En el ámbito mundial, los datos empíricos demuestran que las compañías mineras –como las que buscan apoderarse de más tierras indígenas en Guerrero– dejan una secuela de millones de toneladas de tierra y rocas removidas en extensas áreas de operación, con la consecuente destrucción del hábitat y deterioro del entorno social: contaminan ríos, presas y drenajes con sustancias venenosas o sumamente tóxicas; acaparan el agua; explotan a sus trabajadores y los exponen a condiciones de riesgo extremo; apoyan a regímenes antidemocráticos o gobiernos colaboracionistas –como el de México–, contratan incluso matones y grupos paramilitares para enfrentar a sus opositores y organizan poderosos grupos de presión (llamados con el eufemismo anglicista de lobbies) que actúan en los parlamentos sobornando, comprando conciencias, hasta de congresistas de la izquierda institucionalizada, para que apoyen sus negocios en el país o proyectos que los benefician, como el del complejo hidroeléctrico de Belo Monte, en Brasil. Todo ello, a cambio de los escasísimos ingresos que reciben los pobladores de los territorios explotados (1.3 a 2.9 por ciento, entre rentas y apoyos, cuando los reciben), que llegan a ser convencidos para otorgar los permisos con engaños, por la necesidad imperante y la corrupción de líderes o caciques que se prestan para servir de amanuenses nativos de las corporaciones, en su mayoría canadienses (77 por ciento del total en México). Este factor es importante: la CRAC debe lograr la unidad de todos los pueblos, pues las mineras son expertas en provocar divisiones comunitarias y agravar conflictos agrarios para vencer voluntades y abrir los territorios a su acción destructiva. La única defensa frente a la amenaza minera es la organización, movilización y fortalecimiento de la autonomía de las comunidades indígenas-campesinas afectadas. No hay que esperar algún tipo de defensa o protección del gobierno mexicano en los diversos ámbitos de autoridad. Rompiendo récords en cuanto a apertura a la inversión extranjera, México es tal vez el país en el mundo en donde es más fácil obtener una concesión minera. Es más, si en 90 días el Instituto Nacional de Ecología no responde a la solicitud de concesión con su informe de impacto ambiental, se da por otorgada la licencia. En comparación, en Estados Unidos y Canadá, los trámites de concesión tardan entre cinco y ocho años.
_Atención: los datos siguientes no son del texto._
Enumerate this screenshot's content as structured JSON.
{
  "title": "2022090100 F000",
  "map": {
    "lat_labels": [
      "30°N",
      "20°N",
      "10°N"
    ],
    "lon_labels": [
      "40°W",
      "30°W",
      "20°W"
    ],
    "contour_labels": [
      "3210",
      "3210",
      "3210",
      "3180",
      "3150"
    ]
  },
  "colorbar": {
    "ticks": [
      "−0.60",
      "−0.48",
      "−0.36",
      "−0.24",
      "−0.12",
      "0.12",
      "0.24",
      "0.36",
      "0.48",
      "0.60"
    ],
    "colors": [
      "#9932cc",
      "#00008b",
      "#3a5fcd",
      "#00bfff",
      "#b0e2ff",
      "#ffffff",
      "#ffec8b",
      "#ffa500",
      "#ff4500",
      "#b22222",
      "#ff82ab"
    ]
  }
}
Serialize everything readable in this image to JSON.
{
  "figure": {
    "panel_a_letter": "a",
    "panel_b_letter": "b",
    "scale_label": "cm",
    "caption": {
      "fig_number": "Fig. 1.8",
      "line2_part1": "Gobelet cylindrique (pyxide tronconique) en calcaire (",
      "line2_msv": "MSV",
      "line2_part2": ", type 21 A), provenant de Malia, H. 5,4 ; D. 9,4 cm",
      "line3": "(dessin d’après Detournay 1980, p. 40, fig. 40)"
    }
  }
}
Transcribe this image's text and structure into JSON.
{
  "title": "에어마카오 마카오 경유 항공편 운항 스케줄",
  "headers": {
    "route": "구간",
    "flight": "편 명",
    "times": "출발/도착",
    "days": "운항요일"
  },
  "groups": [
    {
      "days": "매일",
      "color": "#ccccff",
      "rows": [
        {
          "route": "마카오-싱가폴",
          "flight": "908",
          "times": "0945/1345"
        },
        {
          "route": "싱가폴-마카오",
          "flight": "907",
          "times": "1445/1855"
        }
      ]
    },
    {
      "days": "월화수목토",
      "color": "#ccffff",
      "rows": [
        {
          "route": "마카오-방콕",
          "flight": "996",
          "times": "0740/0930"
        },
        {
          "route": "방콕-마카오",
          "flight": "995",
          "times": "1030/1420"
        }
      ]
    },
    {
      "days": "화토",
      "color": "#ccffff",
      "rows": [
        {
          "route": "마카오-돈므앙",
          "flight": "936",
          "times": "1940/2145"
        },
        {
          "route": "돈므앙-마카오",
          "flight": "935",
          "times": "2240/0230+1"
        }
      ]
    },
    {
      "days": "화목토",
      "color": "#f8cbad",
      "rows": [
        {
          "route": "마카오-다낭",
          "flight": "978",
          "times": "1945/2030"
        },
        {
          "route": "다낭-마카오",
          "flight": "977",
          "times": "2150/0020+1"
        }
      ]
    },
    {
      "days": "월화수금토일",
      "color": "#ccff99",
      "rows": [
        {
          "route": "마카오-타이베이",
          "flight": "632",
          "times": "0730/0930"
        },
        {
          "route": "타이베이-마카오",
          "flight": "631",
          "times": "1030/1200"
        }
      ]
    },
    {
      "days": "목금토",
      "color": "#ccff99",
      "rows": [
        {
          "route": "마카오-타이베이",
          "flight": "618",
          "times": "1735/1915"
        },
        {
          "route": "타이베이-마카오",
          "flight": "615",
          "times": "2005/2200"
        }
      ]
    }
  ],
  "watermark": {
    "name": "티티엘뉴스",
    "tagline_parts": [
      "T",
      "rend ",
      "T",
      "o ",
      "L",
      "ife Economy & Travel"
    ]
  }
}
A 15 años de los acuerdos de San Andrés, la sociedad civil debe apoyar a los pueblos de la Montaña-Costa Chica de Guerrero y a la CRAC en su lucha contra la pretensión minera de apropiarse de su territorio, base material de las resistencias que debe ser defendida, reflejo de las aspiraciones de futuro de quienes viven con la naturaleza, y no a costa de ella.